Consider NA-KD’s approach to buying. More than half of the site’s budget is reserved for inventory bought in-season, which means that in order to practise “precision buying,” as Vanhatapio calls it, his team must use real-time data from customers and other sources in order to make fewer cold bets on inventory. They are often able to predict a selling curve for a product with this data, but it’s still not a perfect science.
“What to buy is always the hardest,” he said. “If we could 3-D print clothes, we’d go shallow on everything. But it’s not the reality.”
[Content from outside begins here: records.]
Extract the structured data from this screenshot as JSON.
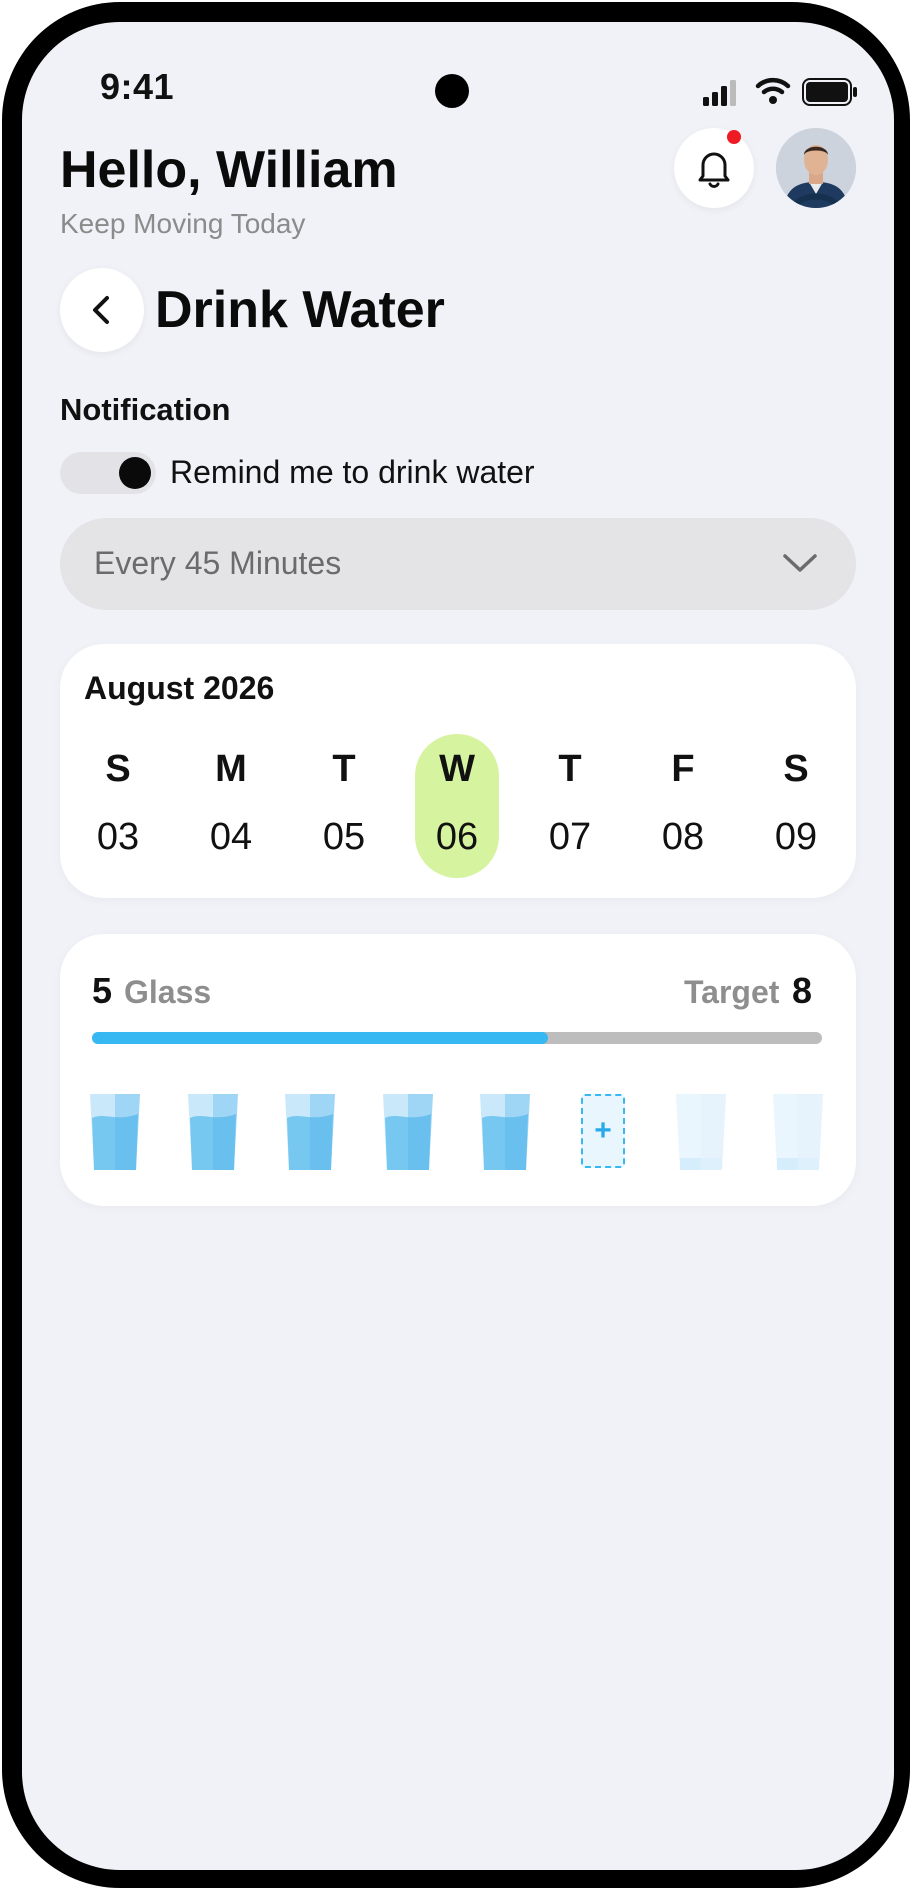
{
  "status_bar": {
    "time": "9:41"
  },
  "header": {
    "greeting": "Hello, William",
    "subtitle": "Keep Moving Today"
  },
  "page": {
    "title": "Drink Water"
  },
  "notification": {
    "section_label": "Notification",
    "toggle_label": "Remind me to drink water",
    "toggle_on": true,
    "interval": "Every 45 Minutes"
  },
  "calendar": {
    "month": "August 2026",
    "days": [
      {
        "letter": "S",
        "num": "03",
        "selected": false
      },
      {
        "letter": "M",
        "num": "04",
        "selected": false
      },
      {
        "letter": "T",
        "num": "05",
        "selected": false
      },
      {
        "letter": "W",
        "num": "06",
        "selected": true
      },
      {
        "letter": "T",
        "num": "07",
        "selected": false
      },
      {
        "letter": "F",
        "num": "08",
        "selected": false
      },
      {
        "letter": "S",
        "num": "09",
        "selected": false
      }
    ],
    "selected_color": "#d6f3a0"
  },
  "water": {
    "count": "5",
    "unit": "Glass",
    "target_label": "Target",
    "target": "8",
    "progress": 0.625,
    "accent_color": "#38b8f3",
    "glasses": [
      "filled",
      "filled",
      "filled",
      "filled",
      "filled",
      "add",
      "empty",
      "empty"
    ]
  }
}
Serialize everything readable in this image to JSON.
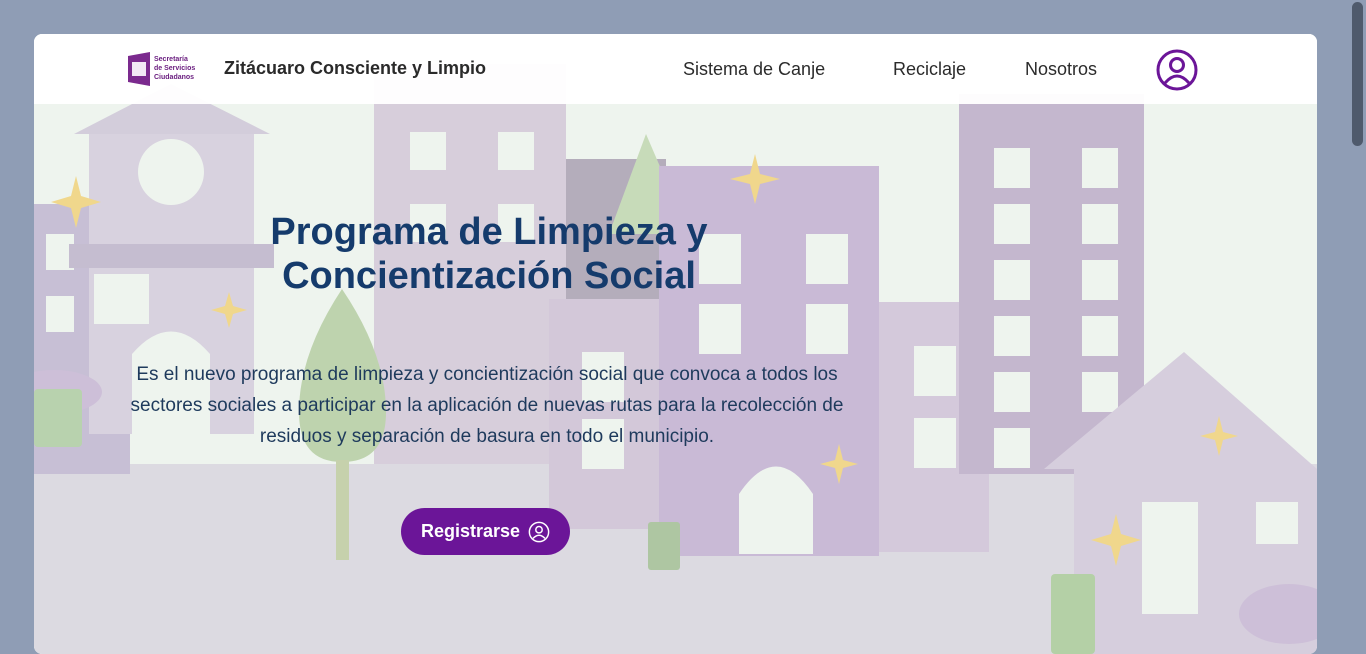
{
  "nav": {
    "brand": "Zitácuaro Consciente y Limpio",
    "logo_text": [
      "Secretaría",
      "de Servicios",
      "Ciudadanos"
    ],
    "links": [
      {
        "label": "Sistema de Canje"
      },
      {
        "label": "Reciclaje"
      },
      {
        "label": "Nosotros"
      }
    ],
    "user_icon": "user-circle-icon"
  },
  "hero": {
    "title": "Programa de Limpieza y Concientización Social",
    "description": "Es el nuevo programa de limpieza y concientización social que convoca a todos los sectores sociales a participar en la aplicación de nuevas rutas para la recolección de residuos y separación de basura en todo el municipio.",
    "cta_label": "Registrarse",
    "cta_icon": "user-circle-icon"
  },
  "colors": {
    "accent": "#6b1598",
    "title": "#153b6c",
    "text": "#1e3a5c",
    "page_bg": "#8f9db5"
  }
}
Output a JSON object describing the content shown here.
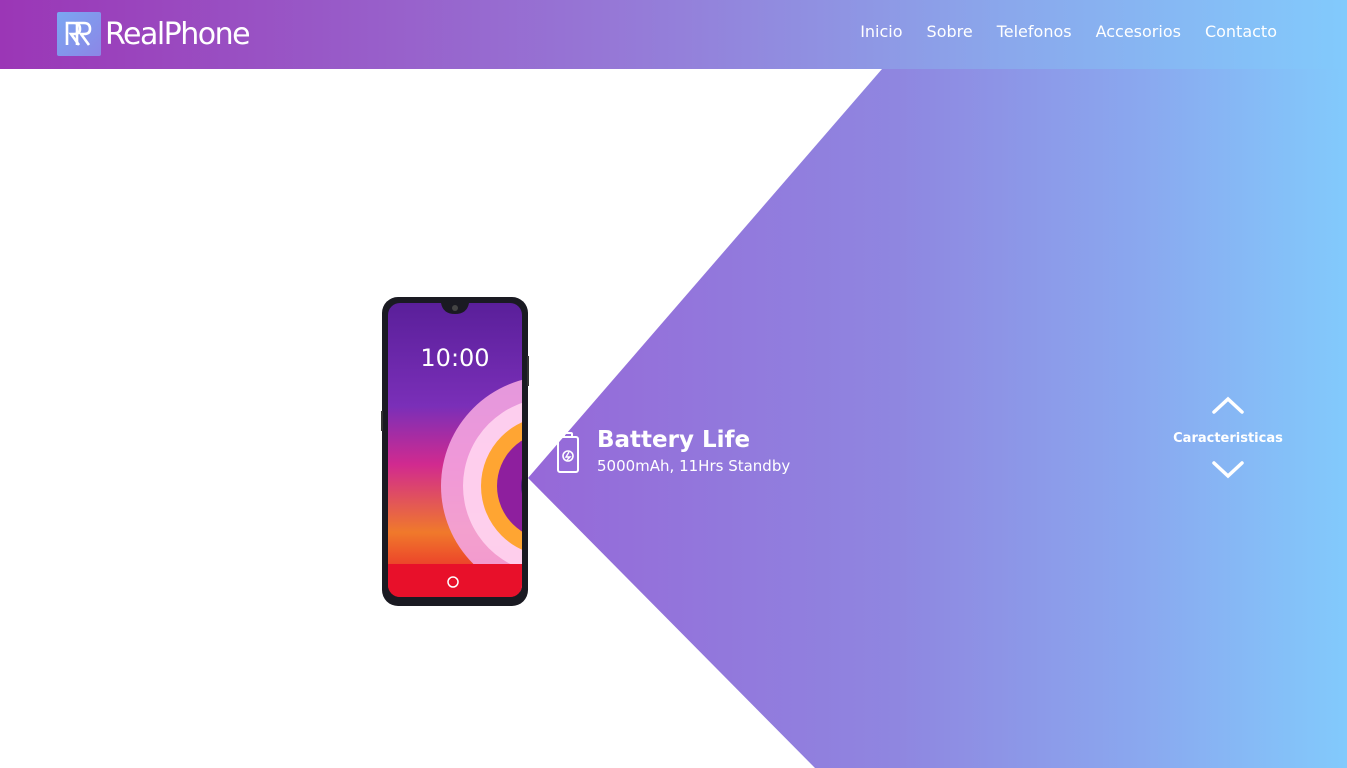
{
  "brand": {
    "name": "RealPhone",
    "logo_icon": "rp-monogram-icon",
    "colors": {
      "gradient_start": "#9b36b6",
      "gradient_mid": "#9677d6",
      "gradient_end": "#82cafc",
      "text": "#ffffff"
    }
  },
  "nav": {
    "items": [
      {
        "label": "Inicio"
      },
      {
        "label": "Sobre"
      },
      {
        "label": "Telefonos"
      },
      {
        "label": "Accesorios"
      },
      {
        "label": "Contacto"
      }
    ]
  },
  "phone": {
    "time": "10:00"
  },
  "feature": {
    "icon": "battery-icon",
    "title": "Battery Life",
    "subtitle": "5000mAh, 11Hrs Standby"
  },
  "side_nav": {
    "label": "Caracteristicas",
    "up_icon": "chevron-up-icon",
    "down_icon": "chevron-down-icon"
  }
}
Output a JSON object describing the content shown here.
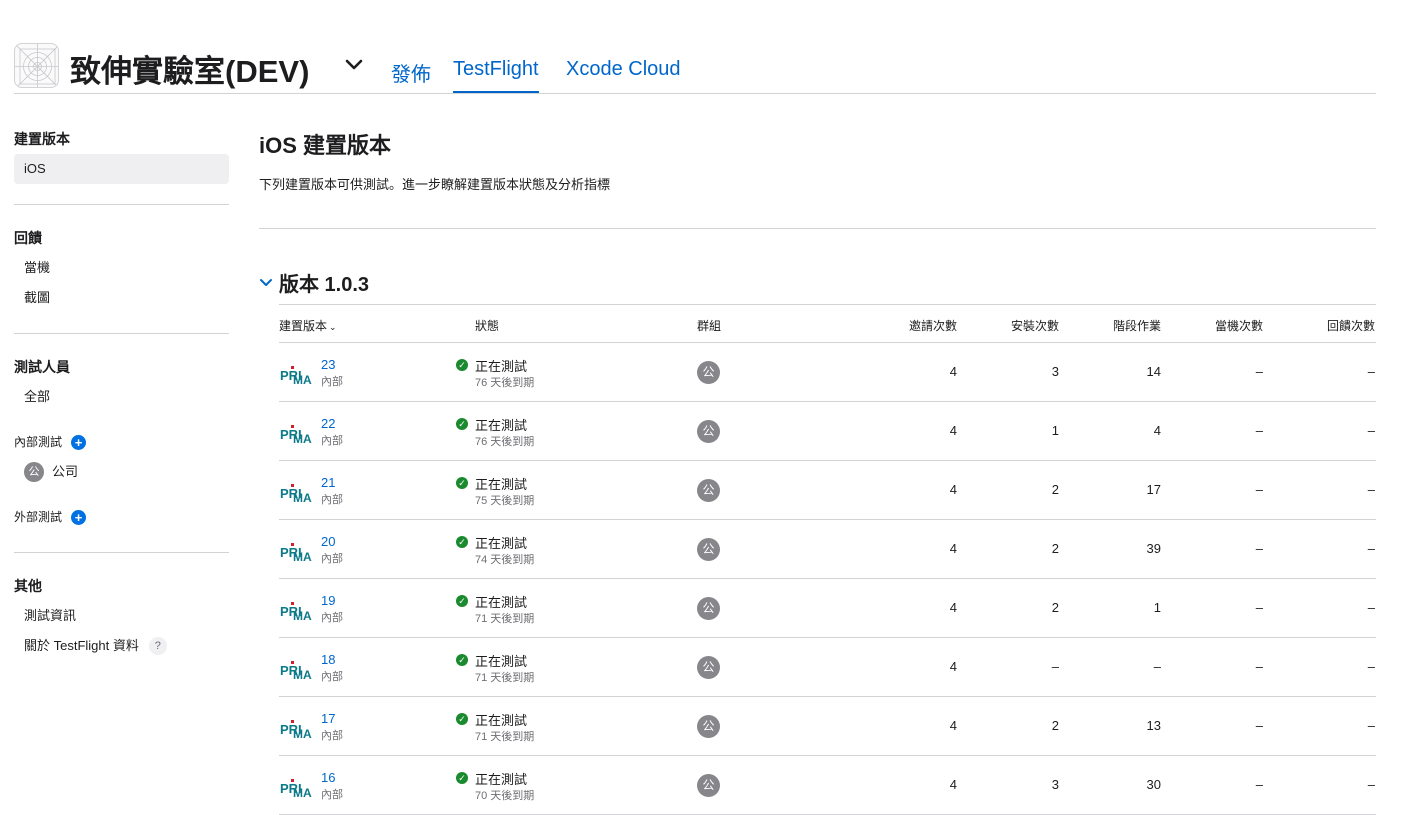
{
  "header": {
    "app_title": "致伸實驗室(DEV)",
    "tabs": [
      {
        "label": "發佈"
      },
      {
        "label": "TestFlight"
      },
      {
        "label": "Xcode Cloud"
      }
    ]
  },
  "sidebar": {
    "builds_heading": "建置版本",
    "builds_item": "iOS",
    "feedback_heading": "回饋",
    "feedback_items": [
      "當機",
      "截圖"
    ],
    "testers_heading": "測試人員",
    "testers_all": "全部",
    "internal_label": "內部測試",
    "internal_group_badge": "公",
    "internal_group": "公司",
    "external_label": "外部測試",
    "other_heading": "其他",
    "other_items": [
      "測試資訊",
      "關於 TestFlight 資料"
    ],
    "help_glyph": "?"
  },
  "main": {
    "title": "iOS 建置版本",
    "description": "下列建置版本可供測試。進一步瞭解建置版本狀態及分析指標",
    "version_heading": "版本 1.0.3"
  },
  "table": {
    "headers": {
      "build": "建置版本",
      "status": "狀態",
      "groups": "群組",
      "invites": "邀請次數",
      "installs": "安裝次數",
      "sessions": "階段作業",
      "crashes": "當機次數",
      "feedback": "回饋次數"
    },
    "rows": [
      {
        "build": "23",
        "type": "內部",
        "status": "正在測試",
        "expiry": "76 天後到期",
        "group": "公",
        "invites": "4",
        "installs": "3",
        "sessions": "14",
        "crashes": "–",
        "feedback": "–"
      },
      {
        "build": "22",
        "type": "內部",
        "status": "正在測試",
        "expiry": "76 天後到期",
        "group": "公",
        "invites": "4",
        "installs": "1",
        "sessions": "4",
        "crashes": "–",
        "feedback": "–"
      },
      {
        "build": "21",
        "type": "內部",
        "status": "正在測試",
        "expiry": "75 天後到期",
        "group": "公",
        "invites": "4",
        "installs": "2",
        "sessions": "17",
        "crashes": "–",
        "feedback": "–"
      },
      {
        "build": "20",
        "type": "內部",
        "status": "正在測試",
        "expiry": "74 天後到期",
        "group": "公",
        "invites": "4",
        "installs": "2",
        "sessions": "39",
        "crashes": "–",
        "feedback": "–"
      },
      {
        "build": "19",
        "type": "內部",
        "status": "正在測試",
        "expiry": "71 天後到期",
        "group": "公",
        "invites": "4",
        "installs": "2",
        "sessions": "1",
        "crashes": "–",
        "feedback": "–"
      },
      {
        "build": "18",
        "type": "內部",
        "status": "正在測試",
        "expiry": "71 天後到期",
        "group": "公",
        "invites": "4",
        "installs": "–",
        "sessions": "–",
        "crashes": "–",
        "feedback": "–"
      },
      {
        "build": "17",
        "type": "內部",
        "status": "正在測試",
        "expiry": "71 天後到期",
        "group": "公",
        "invites": "4",
        "installs": "2",
        "sessions": "13",
        "crashes": "–",
        "feedback": "–"
      },
      {
        "build": "16",
        "type": "內部",
        "status": "正在測試",
        "expiry": "70 天後到期",
        "group": "公",
        "invites": "4",
        "installs": "3",
        "sessions": "30",
        "crashes": "–",
        "feedback": "–"
      }
    ]
  },
  "colors": {
    "accent": "#0066cc",
    "status_green": "#1a8a2e",
    "badge_gray": "#86868b"
  },
  "icons": {
    "app": "app-placeholder-icon",
    "title_dropdown": "chevron-down-icon",
    "version_toggle": "chevron-down-icon",
    "add": "plus-circle-icon",
    "status": "checkmark-circle-icon",
    "help": "question-mark-icon",
    "build_thumb": "primax-logo-icon"
  }
}
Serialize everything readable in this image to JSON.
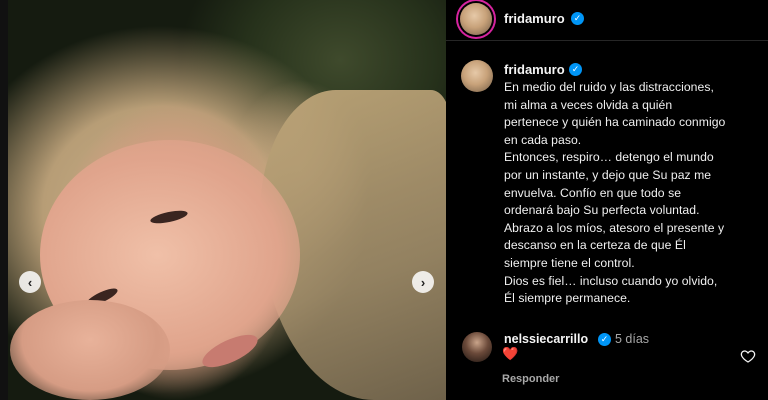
{
  "post": {
    "username": "fridamuro",
    "verified_mark": "✓"
  },
  "carousel": {
    "prev_glyph": "‹",
    "next_glyph": "›"
  },
  "caption": {
    "username": "fridamuro",
    "text": "En medio del ruido y las distracciones,\nmi alma a veces olvida a quién\npertenece y quién ha caminado conmigo\nen cada paso.\nEntonces, respiro… detengo el mundo\npor un instante, y dejo que Su paz me\nenvuelva. Confío en que todo se\nordenará bajo Su perfecta voluntad.\nAbrazo a los míos, atesoro el presente y\ndescanso en la certeza de que Él\nsiempre tiene el control.\nDios es fiel… incluso cuando yo olvido,\nÉl siempre permanece."
  },
  "comment": {
    "username": "nelssiecarrillo",
    "time": "5 días",
    "text": "❤️",
    "reply_label": "Responder"
  },
  "colors": {
    "verified": "#0095f6",
    "heart": "#ff2d3b",
    "background": "#000000"
  }
}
NA-KD releases an average of 50 new styles a day during peak periods, which are either bought in very small quantities (little risks) or very large quantities (sure bets). Vanhatapio has divided his product mix into three categories: Need to Have (classic items that almost every big retailer would sell, like black pumps); Expected to Have (NA-KD signatures, such as leather pants; and Unexpected to Have (novel styles that will keep the consumer from getting bored, like this season’s frilly sheer blouses). He makes the smallest inventory investments on unexpected items but feels they are just as necessary as margin-driving classics.
“Data can be very self-fulfilling after a while,” he said. “If you keep cutting back on the assortment, it becomes boring. You can’t only have data people, you need to combine this with talented fashion people. That’s where brand-building comes in.”
Even the most data-driven companies understand that human touch remains key to fashion success. Stitch Fix, which generated $1.7 billion in its most recent fiscal year, ending August 1, continues to employ human “stylists” that help further refine the product recommendations that its highly sophisticated artificial intelligence generates.
“Data is only oil when you remove the noise,” Ganesh Subramanian, founder and chief executive of retail intelligence firm Stylumia, told me. “What’s working in the market won’t necessarily work for your brand.”
Data has helped the fashion industry address its greatest inefficiencies. Brands and retailers can make better decisions about inventory — “there is no bad product if you made the right quantity,” Subramanian said — and more easily find customers. One element of Stylumia’s system works not unlike Stitch Fix’s “frankenstyle” model in that it can take two best-selling styles and create something new.
Sternberg, who has spent the last several months thinking about what comes after sweatpants, said that, as a startup with limited working capital, he still uses plenty of data. For instance, while neutral colours like navy, grey and black sell the best, he knows that Entireworld’s novelty shades are what bring people to the brand.
Sometimes, his inventory bets end up being smaller than they should have been, and he misses out on revenue. He only bought 250 units of a fashion-y wool sweater covered in a blown-out harlequin design, for instance. He assumed it would be a niche play: it sold out in a few days. But Sternberg would rather sell out than be overwhelmed with a glut of inventory. He has big ambitions for Entireworld — which generated under $7 million in 2020, according to market sources — but he doesn’t want to sacrifice growth for integrity.
“We’re walking this fine line between data and instinct, always,” he said. “Data does not create a space for new ideas.”